The YAML Builder tab has the specified arguments of the builder file for the specific functions. You may have to fill out additional arguments not shown.


create_paper_table_from_folder

create_paper_table_from_folder(
    folder_dir: str,
    copies: int,
    artifact_folder: str,
    extension: str ='.pdf'
) -> pandas.DataFrame
builder_type: IndexBuilder
changed_columns: ['file_name', 'artifact_name', 'original_path']
primary_key: ['file_name']
python_function: create_paper_table_from_folder
code_module: table_generation
arguments:
    folder_dir: str
    copies: int
    artifact_folder: ~ARTIFACT_FOLDER~
    extension: str
is_custom: false

dtypes:
    artifact_name: artifact_string

Scan a directory for extension files, copy each into an artifact directory, and return a table describing every copy.

Parameter Type Description
folder_dir str Folder containing the source PDFs
copies int How many copies per file (≥1)
artifact_folder str Destination directory for the copies
extension str File extension to be filtered

The resulting DataFrame has three columns:

  1. file_name – base filename (without extension)
  2. artifact_name – copied file’s name (includes suffixes when copies > 1)
  3. original_path – path to the original PDF

create_data_table_from_table

create_data_table_from_table(
    df: pandas.DataFrame,
    nrows: int | None = None,
    random_sample: bool = False
) -> pandas.DataFrame
builder_type: IndexBuilder
changed_columns: list
python_function: create_data_table_from_table
code_module: table_generation
arguments:
    df: pandas.DataFrame
    nrows: int # Optional
    random_sample: bool # Optional (need nrows)
is_custom: false

Return a copy of df, with optional truncation or random sampling.

Parameter Type Default Description
df pandas.DataFrame Source data
nrows int None Row limit (leave None for all rows)
random_sample bool False If True, randomly sample nrows from df

create_data_table_from_csv

create_data_table_from_csv(csv_file_path: str) -> pandas.DataFrame
builder_type: IndexBuilder
changed_columns: list
python_function: create_data_table_from_csv
code_module: table_generation
arguments:    
    csv_file_path: str
is_custom: false

Load a CSV file into a new DataFrame and return a copy.
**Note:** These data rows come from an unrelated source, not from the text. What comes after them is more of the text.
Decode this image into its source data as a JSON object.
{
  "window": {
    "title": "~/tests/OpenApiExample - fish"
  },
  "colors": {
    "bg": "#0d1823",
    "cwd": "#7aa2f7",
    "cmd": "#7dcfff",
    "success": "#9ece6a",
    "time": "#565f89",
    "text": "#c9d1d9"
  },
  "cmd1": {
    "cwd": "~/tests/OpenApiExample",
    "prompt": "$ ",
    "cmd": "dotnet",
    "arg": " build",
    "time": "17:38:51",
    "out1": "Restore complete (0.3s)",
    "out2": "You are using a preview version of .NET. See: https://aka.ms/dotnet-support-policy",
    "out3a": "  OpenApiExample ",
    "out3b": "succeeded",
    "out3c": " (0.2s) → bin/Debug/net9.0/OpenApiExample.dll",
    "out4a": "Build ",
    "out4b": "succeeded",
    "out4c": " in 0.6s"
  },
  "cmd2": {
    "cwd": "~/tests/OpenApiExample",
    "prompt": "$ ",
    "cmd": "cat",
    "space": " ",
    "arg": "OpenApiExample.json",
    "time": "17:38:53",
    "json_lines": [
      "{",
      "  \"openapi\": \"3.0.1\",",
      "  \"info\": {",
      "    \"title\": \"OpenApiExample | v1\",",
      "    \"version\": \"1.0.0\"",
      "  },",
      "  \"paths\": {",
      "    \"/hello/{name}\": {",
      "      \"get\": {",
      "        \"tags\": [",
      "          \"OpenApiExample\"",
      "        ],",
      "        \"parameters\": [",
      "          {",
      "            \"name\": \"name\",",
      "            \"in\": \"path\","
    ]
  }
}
Parameter Type Description
csv_file_path str Path to the CSV on disk

create_data_table_from_list

create_data_table_from_list(vals: list) -> pandas.DataFrame
builder_type: IndexBuilder
changed_columns: [str] # only single column
python_function: create_data_table_from_list
code_module: table_generation
arguments:    
    vals: list
is_custom: false

Turn an in-memory Python list into a single-column table.

Parameter Type Description
vals list Values to place in the column

Random String Module


random_row_string

random_row_string(column_names: list[str], **kwargs) -> tuple[str, ...] | str
builder_type: ColumnBuilder
changed_columns: [str]
python_function: random_row_string
code_module: random_string
arguments:    
    column_names: list[str] # same length as changed_columns
is_custom: false
return_type: row-wise

Produce a single tuple of random strings—one per name in column_names.

Parameter Type Description
column_names list[str] Column labels that determine tuple length
**kwargs unused Reserved for future options

Returns: a length-len(column_names) tuple of 20-character strings or a singular string (if only one column).